I must presuppose that the reader is acquainted with the work done by earlier authors as well as with the present status of the dream problem in science, since in the course of this treatise I shall not often have occasion to return to them. For, notwithstanding the effort of several thousand years, little progress has been made in the scientific understanding of dreams. This has been so universally acknowledged by the authors that it seems unnecessary to quote individual opinions. One will find in the writings indexed at the end of this book many stimulating observations and plenty of interesting material for our subject, but little or nothing that concerns the true nature of the dream or that solves definitively any of its enigmas. Still less of course has been transmitted to the knowledge of the educated laity.

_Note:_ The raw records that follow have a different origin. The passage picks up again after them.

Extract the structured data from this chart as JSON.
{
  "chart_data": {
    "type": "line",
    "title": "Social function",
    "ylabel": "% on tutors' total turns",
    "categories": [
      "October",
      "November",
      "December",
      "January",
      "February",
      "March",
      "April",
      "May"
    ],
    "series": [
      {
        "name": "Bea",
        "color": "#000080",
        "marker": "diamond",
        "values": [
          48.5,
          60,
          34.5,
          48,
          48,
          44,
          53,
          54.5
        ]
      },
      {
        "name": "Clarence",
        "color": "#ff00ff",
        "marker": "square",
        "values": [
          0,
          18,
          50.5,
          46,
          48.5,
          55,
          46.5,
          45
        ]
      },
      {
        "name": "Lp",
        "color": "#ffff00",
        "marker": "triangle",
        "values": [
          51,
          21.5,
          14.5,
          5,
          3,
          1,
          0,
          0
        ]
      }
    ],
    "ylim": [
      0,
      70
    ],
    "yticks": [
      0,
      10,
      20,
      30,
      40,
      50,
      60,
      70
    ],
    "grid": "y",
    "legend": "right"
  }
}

The first book in which the dream is treated as an object of psychology seems to be that of Aristotle (Concerning Dreams and their Interpretation). Aristotle asserts that the dream is of demoniacal, though not of divine nature, which indeed contains deep meaning, if it be correctly interpreted. He was also acquainted with some of the characteristics of dream life, e.g., he knew that the dream turns slight sensations perceived during sleep into great ones ("one imagines that one walks through fire and feels hot, if this or that part of the body becomes slightly warmed"), which led him to conclude that dreams might easily betray to the physician the first indications of an incipient change in the body passing unnoticed during the day. I have been unable to go more deeply into the Aristotelian treatise, because of insufficient preparation and lack of skilled assistance.